Si le présumé absent réapparaît ou donne des nouvelles, il est mis fin, sur sa demande, aux mesures prises pour sa représentation et l’administration de ses biens ; il recouvre alors les biens gérés ou acquis pour son compte durant la période de l’absence (article 118 du Code civil).

La présomption d’absence peut être suivie par une déclaration d’absence. Le tribunal judiciaire déclare l’individu absent à la requête de toute personne intéressée ou du ministère public si :

  • Il s’est écoulé 10 ans depuis le jugement constatant la présomption d’absence ; ou
  • Il s’est écoulé 20 ans depuis que la personne, sans donner de nouvelles, a cessé de paraître à son domicile ou sa résidence, quand aucun jugement constatant la présomption d’absence n’a été rendu (article 122 du Code civil).

Le jugement déclaratif d’absence emporte tous les effets du décès (article 128 du Code civil) : le déclaré absent perd ainsi la personnalité juridique.

Si l’absent réapparaît, le jugement déclaratif d’absence peut être annulé à la requête du procureur de la République ou de tout intéressé (article 129 du Code civil). L’absent recouvre ses biens (article 130 du Code civil), mais le mariage de l’absent reste dissous (article 132 du Code civil).

La disparition

La disparition peut correspondre à deux situations :

  • La personne a disparu dans des circonstances de nature à mettre sa vie en danger et son corps n’a pas pu être retrouvé (exemples : un accident d’avion, un naufrage…). Son décès est donc probable ; ou
  • Le décès de la personne est certain, mais son cadavre n’a pas pu être retrouvé (article 88 du Code civil).

Le décès du disparu peut être déclaré à la requête de toute personne intéressée ou du procureur de la République (article 88 du Code civil).

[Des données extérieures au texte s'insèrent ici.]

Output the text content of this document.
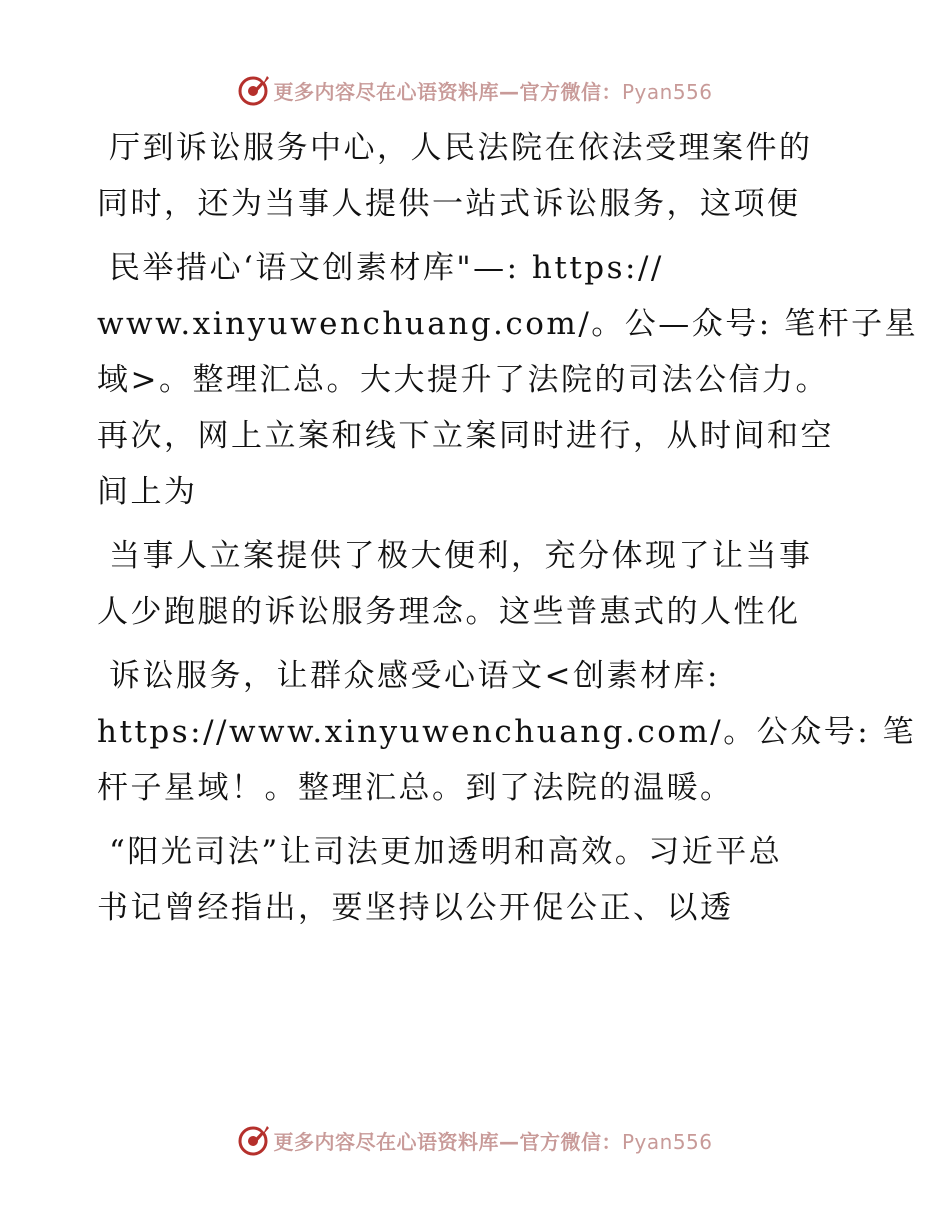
更多内容尽在心语资料库—官方微信：Pyan556
厅到诉讼服务中心，人民法院在依法受理案件的
同时，还为当事人提供一站式诉讼服务，这项便
民举措心‘语文创素材库"—: https://
www.xinyuwenchuang.com/。公—众号: 笔杆子星
域>。整理汇总。大大提升了法院的司法公信力。
再次，网上立案和线下立案同时进行，从时间和空
间上为
当事人立案提供了极大便利，充分体现了让当事
人少跑腿的诉讼服务理念。这些普惠式的人性化
诉讼服务，让群众感受心语文<创素材库:
https://www.xinyuwenchuang.com/。公众号: 笔
杆子星域！。整理汇总。到了法院的温暖。
“阳光司法”让司法更加透明和高效。习近平总
书记曾经指出，要坚持以公开促公正、以透
更多内容尽在心语资料库—官方微信：Pyan556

Le tribunal compétent est le tribunal judiciaire du lieu de la mort ou de la disparition (article 89 du Code civil).

La date du décès sera fixée en tenant compte des présomptions liées aux circonstances et, à défaut, du jour de la disparition (article 90 du Code civil). A la date du décès, le disparu perd sa personnalité juridique. Les effets sont alors les mêmes que ceux produits par un jugement déclaratif d’absence, y compris en cas de retour du disparu.